Last weekend the BBC broadcast a special compilation programme of the Glastonbury festival. Glastonbury itself has a unique place within English legend as it is situated on the Vale of Avalon. According to legend Avalon was the place where King Arthur forged his sword Excalibur and as a consequence it is an area with a strong and enduring connection to magic. This aspect to our culture is barely recognised or celebrated and some of our proudest stories and traditions have been ignored. The renowned musicologist Joscelyn Goodwin once decried this stating that,
“(The Legend of) Albion stands for the soul of Britain, which like every race and nation, has its own potential perfection that enables it to sing its own melody in the chorus of humanity”.
An entirely new generation is now consumed with bitterness and hatred. The marches that we have witnessed recently are entirely negative and appear to focus entirely on the destruction of our heritage.

It is a uniquely modern and nihilistic movement and a stark contrast to the youthful idealists of the past. In the twentieth century at least young people sought connection and solidarity with each other and any notion of “race” was disregarded as divisive and unhelpful in the larger fight for human rights. When I was 16 or 17 I had cultivated a political conscience and became an activist of sorts. That time was very heady and rather strange and I encountered a distinctly different group of people with roots in a quintessentially English sensibility.

These were people who were rather unkindly dubbed “crusties”. They were mainly middle class kids who dropped out of college and lived an itinerant life, they would often appear at political rallies. They would also haunt the Glastonbury festival as if it was a church or holy place. During the early nineties the festival had a harder edge to it and the music was defiantly anti-establishment and raucous.
Crusties sought alliances with New Age Travellers and Anarchists as they shared similar values. They were often from similar communities and unlike today they believed in a world of peace and harmony. The Stonehenge site also held a festival which attracted generations of young English dreamers. It was a symbol of our ancient past and also a holy gathering for those who yearned for unity and simplicity.

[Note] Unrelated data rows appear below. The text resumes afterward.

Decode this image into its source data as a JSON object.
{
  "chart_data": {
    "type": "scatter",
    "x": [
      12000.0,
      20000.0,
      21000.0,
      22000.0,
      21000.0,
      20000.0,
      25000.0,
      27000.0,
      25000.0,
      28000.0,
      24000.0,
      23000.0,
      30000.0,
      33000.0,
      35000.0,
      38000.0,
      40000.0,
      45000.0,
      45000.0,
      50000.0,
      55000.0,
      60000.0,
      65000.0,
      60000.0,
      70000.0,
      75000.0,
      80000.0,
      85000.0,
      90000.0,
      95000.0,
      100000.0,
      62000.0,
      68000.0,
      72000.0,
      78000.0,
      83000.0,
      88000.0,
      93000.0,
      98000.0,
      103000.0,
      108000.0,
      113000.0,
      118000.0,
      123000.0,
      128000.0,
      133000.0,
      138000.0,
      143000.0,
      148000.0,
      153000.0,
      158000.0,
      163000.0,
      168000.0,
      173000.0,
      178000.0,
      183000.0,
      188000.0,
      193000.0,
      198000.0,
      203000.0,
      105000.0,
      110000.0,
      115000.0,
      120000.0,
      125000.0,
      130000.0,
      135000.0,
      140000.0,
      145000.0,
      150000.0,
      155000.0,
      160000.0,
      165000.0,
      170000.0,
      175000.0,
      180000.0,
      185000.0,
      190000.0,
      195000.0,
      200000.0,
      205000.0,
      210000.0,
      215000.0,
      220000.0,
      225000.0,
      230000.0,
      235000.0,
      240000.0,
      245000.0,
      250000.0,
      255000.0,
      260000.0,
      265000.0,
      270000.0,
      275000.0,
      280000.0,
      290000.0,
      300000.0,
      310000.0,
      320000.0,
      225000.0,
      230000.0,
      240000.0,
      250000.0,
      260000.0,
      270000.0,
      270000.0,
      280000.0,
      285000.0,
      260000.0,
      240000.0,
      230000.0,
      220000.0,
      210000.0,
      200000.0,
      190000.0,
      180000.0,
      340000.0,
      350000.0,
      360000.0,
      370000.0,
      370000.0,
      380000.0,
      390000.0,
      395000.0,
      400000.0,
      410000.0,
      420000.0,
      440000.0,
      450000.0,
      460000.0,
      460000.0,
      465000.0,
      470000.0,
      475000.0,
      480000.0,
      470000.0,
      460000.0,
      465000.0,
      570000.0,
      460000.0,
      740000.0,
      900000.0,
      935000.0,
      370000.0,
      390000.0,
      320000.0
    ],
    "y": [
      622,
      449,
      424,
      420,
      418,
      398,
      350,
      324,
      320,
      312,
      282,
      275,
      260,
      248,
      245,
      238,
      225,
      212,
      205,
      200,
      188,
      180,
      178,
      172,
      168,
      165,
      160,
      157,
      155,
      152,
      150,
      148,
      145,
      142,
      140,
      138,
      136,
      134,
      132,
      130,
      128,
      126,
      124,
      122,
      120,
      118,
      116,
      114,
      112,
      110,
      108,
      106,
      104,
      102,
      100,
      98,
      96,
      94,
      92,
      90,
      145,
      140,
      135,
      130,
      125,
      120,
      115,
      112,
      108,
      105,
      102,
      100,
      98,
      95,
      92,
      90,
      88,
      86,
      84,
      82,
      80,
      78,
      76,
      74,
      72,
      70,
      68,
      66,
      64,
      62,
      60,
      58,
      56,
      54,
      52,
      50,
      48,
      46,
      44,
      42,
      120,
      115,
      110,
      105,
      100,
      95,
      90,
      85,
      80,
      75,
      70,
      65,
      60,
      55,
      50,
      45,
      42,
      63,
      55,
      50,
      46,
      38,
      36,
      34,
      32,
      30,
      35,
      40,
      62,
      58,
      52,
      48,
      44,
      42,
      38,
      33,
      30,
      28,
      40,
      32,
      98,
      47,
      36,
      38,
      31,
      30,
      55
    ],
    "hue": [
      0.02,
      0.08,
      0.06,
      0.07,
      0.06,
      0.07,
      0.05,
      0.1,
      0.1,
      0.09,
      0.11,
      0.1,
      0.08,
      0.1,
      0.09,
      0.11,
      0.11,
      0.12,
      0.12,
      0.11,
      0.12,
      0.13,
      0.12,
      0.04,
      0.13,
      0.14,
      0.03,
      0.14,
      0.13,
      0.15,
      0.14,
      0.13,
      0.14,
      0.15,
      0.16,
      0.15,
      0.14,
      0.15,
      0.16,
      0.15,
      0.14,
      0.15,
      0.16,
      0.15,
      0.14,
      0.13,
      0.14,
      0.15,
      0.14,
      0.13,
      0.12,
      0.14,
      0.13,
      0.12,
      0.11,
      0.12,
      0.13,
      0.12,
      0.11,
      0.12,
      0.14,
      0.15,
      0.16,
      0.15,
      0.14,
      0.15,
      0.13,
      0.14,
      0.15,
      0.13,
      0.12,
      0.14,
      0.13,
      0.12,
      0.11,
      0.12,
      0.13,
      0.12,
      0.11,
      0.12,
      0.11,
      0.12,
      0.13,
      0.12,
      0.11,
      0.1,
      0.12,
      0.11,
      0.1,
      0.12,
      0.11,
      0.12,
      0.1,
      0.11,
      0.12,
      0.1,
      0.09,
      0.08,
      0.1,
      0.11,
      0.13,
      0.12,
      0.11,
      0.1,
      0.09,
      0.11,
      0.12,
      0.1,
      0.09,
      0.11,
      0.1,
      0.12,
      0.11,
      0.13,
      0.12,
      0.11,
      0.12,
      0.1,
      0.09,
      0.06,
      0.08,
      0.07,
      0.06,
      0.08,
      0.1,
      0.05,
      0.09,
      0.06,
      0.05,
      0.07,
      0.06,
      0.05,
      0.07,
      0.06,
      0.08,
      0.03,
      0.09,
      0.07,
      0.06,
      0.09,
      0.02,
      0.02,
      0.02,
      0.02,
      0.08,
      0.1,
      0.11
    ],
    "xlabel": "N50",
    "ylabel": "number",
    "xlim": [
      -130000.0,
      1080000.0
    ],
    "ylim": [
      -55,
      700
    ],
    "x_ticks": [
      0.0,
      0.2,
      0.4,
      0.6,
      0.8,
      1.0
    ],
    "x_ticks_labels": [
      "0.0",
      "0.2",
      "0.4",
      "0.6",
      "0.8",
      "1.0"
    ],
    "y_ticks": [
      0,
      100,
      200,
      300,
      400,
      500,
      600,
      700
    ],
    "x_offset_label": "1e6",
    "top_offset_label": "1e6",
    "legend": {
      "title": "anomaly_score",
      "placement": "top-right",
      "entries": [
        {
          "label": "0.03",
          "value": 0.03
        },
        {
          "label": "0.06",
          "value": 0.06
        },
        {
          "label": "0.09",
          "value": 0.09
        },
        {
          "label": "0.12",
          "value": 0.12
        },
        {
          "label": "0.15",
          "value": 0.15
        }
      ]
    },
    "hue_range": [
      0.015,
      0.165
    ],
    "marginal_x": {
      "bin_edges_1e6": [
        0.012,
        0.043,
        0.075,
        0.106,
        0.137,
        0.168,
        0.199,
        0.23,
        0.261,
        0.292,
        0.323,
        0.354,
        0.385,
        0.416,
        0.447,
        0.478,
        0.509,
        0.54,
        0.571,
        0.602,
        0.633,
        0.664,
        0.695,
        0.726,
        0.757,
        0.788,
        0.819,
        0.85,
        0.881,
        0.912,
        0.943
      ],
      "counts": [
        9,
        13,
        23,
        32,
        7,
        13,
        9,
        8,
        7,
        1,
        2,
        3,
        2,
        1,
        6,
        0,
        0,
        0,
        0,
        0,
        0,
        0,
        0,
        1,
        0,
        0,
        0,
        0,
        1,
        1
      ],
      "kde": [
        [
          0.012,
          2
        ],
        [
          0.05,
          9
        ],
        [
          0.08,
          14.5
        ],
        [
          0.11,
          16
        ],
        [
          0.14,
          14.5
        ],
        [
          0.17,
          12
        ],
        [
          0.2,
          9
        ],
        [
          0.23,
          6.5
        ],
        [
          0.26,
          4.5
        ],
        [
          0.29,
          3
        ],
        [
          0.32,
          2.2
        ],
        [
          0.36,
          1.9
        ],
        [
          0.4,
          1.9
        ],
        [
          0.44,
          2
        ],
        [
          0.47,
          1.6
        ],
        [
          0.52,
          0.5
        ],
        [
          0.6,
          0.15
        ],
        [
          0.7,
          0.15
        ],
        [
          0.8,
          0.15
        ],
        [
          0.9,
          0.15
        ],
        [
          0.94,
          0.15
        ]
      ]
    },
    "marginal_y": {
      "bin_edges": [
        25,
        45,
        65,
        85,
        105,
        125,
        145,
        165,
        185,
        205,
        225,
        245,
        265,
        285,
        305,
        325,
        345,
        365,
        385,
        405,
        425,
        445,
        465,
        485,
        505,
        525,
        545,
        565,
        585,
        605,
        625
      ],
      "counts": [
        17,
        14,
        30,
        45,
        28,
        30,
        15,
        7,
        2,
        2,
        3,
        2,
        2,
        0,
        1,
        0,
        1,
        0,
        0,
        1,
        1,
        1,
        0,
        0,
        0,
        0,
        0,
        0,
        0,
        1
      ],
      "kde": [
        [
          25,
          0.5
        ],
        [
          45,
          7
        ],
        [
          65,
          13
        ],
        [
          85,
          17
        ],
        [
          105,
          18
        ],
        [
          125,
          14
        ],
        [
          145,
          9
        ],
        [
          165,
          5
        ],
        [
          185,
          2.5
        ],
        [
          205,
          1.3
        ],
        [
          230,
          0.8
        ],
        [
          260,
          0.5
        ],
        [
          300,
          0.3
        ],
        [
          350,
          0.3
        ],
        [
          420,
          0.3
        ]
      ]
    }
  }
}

Stonehenge and Glastonbury were also regarded as holy places by our ancient Pagan pilgrims who would traverse the land on a spiritual quest. Their faith was so strong that they were convinced that they would uncover the mysteries of the universe. These pilgrims were no strangers to the problems that blight our world today, they too had experienced war and tribal hatred. However they believed that the key to understanding these problems lay deep underground.

These were the “ley lines”, ancient tracks containing all of the mysteries of the universe and ultimately the meaning of human life itself. These ideas were resurrected in the middle of the twentieth century by English hippies and revived again, perhaps by their children who were college kids in the early nineties and in turn became pilgrims themselves. The hippies of the 1960s were inspired by gentle folk melodies and the strident messages of the protest singers. Their children had their own soundtrack, a mixture of raucous punk and the repetitive tones that emerged from the Detroit wastelands. Nonetheless spiritually they all came from the same place.
However the tragedy of young idealists is that they eventually have to face the real world and its problems. I remembered that some of them tried to mask reality by succumbing to the oblivion of drugs, others could not cope with the harsh realities that faced them and were hospitalised in mental health facilities. The most important lesson that I drew from those heady summers of the nineties was that we could all share the same dream and sing our own melody in the chorus of humanity.